As pessoas que ficam
Quantos rostos diferentes já passaram diante dos nossos olhos? Quantas faces até hoje, até agora a pouco, foram visualizadas por nossas retinas e guardadas ou descartadas pela memória? Provavelmente, milhares. Milhares de indivíduos já foram o foco da nossa visão.
Dentre tantos, muitos ficaram por muito mais tempo que a olhada fugaz durante uma caminhada no centro da cidade, um passeio de carro, uma ida ao supermercado, um serviço religioso, uma visita ao hospital, etc. Muitos conviveram semanas, meses e anos conosco: na família, na vizinhança, no trabalho, na escola, etc. Muitos compartilharam conosco suas rotinas, seus afazeres, suas idas-e-vindas existenciais. Muitos, até, foram íntimos da nossa vida particular, conhecendo nossos atinos e desatinos.
Porém, faça aí as devidas contas, foram poucos os que ficaram. O passar do tempo vai filtrando as pessoas, vai afunilando as quantidades para manter as qualidades. Os grupos, em geral, sobretudo os de amigos, começam grandes (como nos cursos universitários mais árduos) e, conforme o tic-tac monótono do relógio e a fúria giratória do calendário, ficam pequenos, reduzidos a um núcleo que efetivamente leva as coisas a sério. A entropia faz questão de esmerilhar aparências objetivas até deixar apenas as essências subjetivas: quem é, fica; quem não é, sai. Conforme as expectativas vão mudando paralelamente aos interesses originais de quem esteve de alguma forma conosco, as companhias mudam.

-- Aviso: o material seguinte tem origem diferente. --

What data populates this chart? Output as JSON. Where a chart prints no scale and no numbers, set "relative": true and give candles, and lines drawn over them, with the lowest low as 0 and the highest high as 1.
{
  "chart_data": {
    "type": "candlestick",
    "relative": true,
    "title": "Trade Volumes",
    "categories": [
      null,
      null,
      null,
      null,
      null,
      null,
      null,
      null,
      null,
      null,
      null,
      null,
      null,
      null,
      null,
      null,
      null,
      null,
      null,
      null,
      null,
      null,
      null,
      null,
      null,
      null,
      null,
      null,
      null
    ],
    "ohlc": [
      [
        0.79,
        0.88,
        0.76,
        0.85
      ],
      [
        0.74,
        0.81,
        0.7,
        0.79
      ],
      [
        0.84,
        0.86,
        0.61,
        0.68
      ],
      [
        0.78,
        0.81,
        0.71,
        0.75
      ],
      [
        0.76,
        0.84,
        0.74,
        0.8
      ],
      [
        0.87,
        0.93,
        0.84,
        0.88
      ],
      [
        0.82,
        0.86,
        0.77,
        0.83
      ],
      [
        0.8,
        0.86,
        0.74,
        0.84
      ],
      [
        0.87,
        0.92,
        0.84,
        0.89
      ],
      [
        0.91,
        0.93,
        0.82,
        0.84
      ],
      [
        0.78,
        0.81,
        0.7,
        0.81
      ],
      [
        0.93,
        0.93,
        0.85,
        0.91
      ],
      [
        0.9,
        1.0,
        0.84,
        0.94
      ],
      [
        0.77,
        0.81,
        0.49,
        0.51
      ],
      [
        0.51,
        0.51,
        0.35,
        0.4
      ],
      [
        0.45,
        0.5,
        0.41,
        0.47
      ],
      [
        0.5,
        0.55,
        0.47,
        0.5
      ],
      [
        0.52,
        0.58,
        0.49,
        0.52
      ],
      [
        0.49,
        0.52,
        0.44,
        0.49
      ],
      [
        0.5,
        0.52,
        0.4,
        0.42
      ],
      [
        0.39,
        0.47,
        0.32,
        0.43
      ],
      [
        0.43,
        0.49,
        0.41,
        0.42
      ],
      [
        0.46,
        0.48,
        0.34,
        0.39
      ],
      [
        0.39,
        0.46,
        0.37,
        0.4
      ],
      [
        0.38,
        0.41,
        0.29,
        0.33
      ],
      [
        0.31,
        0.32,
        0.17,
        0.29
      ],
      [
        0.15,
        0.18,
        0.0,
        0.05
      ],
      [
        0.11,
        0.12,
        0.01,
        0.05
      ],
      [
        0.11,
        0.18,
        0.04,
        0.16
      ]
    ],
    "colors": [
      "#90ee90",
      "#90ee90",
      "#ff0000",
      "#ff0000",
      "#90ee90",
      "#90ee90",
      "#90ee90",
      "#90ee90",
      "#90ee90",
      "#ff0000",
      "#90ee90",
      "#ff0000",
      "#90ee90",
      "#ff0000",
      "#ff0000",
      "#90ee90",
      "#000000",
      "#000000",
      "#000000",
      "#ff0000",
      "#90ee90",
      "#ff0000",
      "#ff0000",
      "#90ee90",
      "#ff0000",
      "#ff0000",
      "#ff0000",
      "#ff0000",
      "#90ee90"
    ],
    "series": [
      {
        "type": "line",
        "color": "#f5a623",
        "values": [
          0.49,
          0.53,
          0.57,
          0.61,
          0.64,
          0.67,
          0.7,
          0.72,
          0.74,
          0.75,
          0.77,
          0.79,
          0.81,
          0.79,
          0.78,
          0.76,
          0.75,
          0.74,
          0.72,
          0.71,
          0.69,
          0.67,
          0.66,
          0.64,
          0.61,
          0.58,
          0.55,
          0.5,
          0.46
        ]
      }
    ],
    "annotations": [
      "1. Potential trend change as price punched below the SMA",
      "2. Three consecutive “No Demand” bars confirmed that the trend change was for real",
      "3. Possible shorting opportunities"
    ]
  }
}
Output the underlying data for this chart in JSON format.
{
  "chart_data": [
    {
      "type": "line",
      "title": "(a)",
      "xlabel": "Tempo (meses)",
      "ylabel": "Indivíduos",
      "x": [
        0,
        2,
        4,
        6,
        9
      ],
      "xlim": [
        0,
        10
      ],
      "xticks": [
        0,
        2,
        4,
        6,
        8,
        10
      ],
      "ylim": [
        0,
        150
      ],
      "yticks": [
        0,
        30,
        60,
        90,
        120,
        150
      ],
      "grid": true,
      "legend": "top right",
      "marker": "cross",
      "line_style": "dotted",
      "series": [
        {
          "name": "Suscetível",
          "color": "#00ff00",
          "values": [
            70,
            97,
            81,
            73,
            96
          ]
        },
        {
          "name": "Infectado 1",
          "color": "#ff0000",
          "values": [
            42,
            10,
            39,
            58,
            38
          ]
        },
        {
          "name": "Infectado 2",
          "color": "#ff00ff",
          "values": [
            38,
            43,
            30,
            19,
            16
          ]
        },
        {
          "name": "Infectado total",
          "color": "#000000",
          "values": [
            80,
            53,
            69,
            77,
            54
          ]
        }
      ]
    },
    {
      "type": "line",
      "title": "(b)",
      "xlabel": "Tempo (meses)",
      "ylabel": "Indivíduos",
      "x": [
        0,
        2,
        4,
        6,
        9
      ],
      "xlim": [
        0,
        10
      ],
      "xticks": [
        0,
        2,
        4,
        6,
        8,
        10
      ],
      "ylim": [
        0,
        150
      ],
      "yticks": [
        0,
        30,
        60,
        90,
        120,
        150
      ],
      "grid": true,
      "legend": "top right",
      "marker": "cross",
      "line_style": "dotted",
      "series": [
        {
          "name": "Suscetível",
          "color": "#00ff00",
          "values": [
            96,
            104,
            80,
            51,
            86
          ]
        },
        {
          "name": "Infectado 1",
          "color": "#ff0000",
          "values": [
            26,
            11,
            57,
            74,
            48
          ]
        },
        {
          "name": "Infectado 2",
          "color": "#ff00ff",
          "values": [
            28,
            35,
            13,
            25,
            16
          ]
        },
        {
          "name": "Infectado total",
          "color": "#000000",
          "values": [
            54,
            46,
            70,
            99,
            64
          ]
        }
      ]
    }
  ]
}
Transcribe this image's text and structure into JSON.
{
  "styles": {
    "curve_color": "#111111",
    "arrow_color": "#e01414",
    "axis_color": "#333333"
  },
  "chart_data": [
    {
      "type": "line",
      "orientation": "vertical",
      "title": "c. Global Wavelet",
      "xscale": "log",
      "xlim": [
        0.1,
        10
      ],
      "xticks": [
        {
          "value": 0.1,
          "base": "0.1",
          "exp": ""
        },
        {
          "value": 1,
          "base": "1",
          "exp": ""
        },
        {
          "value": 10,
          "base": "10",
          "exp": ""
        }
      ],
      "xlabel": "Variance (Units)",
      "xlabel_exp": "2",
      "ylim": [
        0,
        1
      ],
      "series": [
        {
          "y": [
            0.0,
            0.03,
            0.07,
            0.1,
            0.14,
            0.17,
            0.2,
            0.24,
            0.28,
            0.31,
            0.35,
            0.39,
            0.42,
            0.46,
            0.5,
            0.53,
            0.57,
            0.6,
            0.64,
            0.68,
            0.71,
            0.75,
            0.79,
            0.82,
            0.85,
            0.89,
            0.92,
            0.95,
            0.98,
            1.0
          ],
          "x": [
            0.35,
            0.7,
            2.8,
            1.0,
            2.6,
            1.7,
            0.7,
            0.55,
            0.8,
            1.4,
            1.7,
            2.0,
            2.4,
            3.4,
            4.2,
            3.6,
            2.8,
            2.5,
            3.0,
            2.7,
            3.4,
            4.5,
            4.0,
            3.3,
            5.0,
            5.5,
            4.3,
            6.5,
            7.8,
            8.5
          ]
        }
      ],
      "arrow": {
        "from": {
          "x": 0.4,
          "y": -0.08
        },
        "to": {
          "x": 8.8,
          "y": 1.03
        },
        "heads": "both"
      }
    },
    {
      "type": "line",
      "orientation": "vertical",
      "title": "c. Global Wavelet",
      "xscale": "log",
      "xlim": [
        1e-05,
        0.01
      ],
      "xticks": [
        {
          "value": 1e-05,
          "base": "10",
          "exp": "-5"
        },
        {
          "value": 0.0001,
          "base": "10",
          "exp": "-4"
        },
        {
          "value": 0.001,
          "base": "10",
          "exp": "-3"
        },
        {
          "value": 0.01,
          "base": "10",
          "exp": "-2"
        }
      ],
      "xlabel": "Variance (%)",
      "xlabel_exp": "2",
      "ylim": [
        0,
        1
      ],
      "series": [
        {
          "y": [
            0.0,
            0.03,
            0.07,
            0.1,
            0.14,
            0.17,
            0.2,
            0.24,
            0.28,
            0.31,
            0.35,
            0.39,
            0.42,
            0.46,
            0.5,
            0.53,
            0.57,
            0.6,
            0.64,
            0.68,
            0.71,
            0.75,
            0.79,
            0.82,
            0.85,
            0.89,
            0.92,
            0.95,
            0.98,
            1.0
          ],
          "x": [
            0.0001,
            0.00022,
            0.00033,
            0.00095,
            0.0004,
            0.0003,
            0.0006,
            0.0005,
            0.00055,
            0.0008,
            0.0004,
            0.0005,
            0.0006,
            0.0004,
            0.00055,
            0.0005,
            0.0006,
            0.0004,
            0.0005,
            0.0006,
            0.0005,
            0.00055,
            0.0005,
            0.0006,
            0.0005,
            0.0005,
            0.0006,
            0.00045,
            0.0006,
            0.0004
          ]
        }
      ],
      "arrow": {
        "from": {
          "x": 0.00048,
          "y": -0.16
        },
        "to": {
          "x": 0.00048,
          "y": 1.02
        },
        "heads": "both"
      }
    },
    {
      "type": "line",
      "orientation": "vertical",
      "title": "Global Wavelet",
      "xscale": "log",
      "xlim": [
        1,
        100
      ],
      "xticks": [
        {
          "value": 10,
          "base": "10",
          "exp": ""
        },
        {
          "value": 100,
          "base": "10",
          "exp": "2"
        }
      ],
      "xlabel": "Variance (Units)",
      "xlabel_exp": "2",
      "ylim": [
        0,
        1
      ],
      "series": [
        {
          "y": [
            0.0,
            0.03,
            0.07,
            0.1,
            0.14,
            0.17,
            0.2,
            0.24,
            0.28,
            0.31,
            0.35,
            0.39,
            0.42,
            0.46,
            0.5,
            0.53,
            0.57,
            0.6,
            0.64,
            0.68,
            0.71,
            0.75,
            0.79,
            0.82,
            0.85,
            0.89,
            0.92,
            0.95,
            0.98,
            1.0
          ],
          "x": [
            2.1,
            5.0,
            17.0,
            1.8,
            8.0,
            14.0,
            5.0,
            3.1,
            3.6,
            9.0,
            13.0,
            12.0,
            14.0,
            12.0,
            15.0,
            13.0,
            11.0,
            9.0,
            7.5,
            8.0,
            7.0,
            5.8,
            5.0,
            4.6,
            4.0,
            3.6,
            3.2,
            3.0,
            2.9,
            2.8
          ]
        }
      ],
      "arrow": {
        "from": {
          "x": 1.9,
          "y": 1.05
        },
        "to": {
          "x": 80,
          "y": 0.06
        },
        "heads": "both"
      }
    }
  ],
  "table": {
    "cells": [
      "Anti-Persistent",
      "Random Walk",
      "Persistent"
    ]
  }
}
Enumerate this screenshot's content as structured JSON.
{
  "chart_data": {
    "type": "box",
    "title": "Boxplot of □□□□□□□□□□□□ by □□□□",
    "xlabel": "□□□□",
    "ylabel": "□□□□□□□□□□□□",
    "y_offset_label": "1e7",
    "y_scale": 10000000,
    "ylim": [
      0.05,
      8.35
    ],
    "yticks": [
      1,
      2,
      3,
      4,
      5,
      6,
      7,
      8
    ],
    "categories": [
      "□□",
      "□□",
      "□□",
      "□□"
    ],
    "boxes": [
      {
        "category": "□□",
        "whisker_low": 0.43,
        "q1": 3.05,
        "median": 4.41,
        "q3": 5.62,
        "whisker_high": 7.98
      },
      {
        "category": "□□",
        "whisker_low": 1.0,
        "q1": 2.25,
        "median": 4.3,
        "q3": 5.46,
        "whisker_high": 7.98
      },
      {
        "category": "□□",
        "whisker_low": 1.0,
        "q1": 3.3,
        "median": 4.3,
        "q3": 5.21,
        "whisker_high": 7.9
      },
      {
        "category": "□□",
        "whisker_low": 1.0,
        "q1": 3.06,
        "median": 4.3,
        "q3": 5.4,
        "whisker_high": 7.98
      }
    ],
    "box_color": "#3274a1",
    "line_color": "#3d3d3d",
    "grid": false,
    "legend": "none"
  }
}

Por isto, ensina a sabedoria popular: “de amigos de verdade você não enche os dedos duma mão”. E na categoria genérica de “amigos” entram também os relacionamentos familiares e amorosos, todos os relacionamentos, reduzindo ainda mais o número de pessoas com as quais podemos efetivamente contar. E só podemos contar, aliás, se podemos contá-las: é fulano, é beltrana, é ciclano... No íntimo, todos sabemos quem é de verdade e quem é de mentira. No âmago, todos fazemos essas contas relacionais.
Qual o saldo disto tudo, desta aritmética de vivências e convivências? A suma, o sumo, é que importam (no sentido perene, permanente) apenas as pessoas que ficam.
São as pessoas que ficam que nos ajudam na árdua tarefa da auto-[re]construção. Se somos obras em andamento, e somos obras em andamento, é necessário dar grande valor a estes verdadeiros “operários do amor” que escolhem estar conosco na edificação, que é mútua, do nosso ser.
Está escrito na Bíblia Sagrada, o livro supremo: “É melhor ter companhia do que estar sozinho, porque maior é a recompensa do trabalho de duas pessoas. Se um cair, o amigo pode ajudá-lo a levantar-se. Mas pobre do homem que cai e não tem quem o ajude a levantar-se! E se dois dormirem juntos, vão manter-se aquecidos. Como, porém, manter-se aquecido sozinho?” (Eclesiastes 4:9-11).
Dê o devido valor às pessoas que ficam.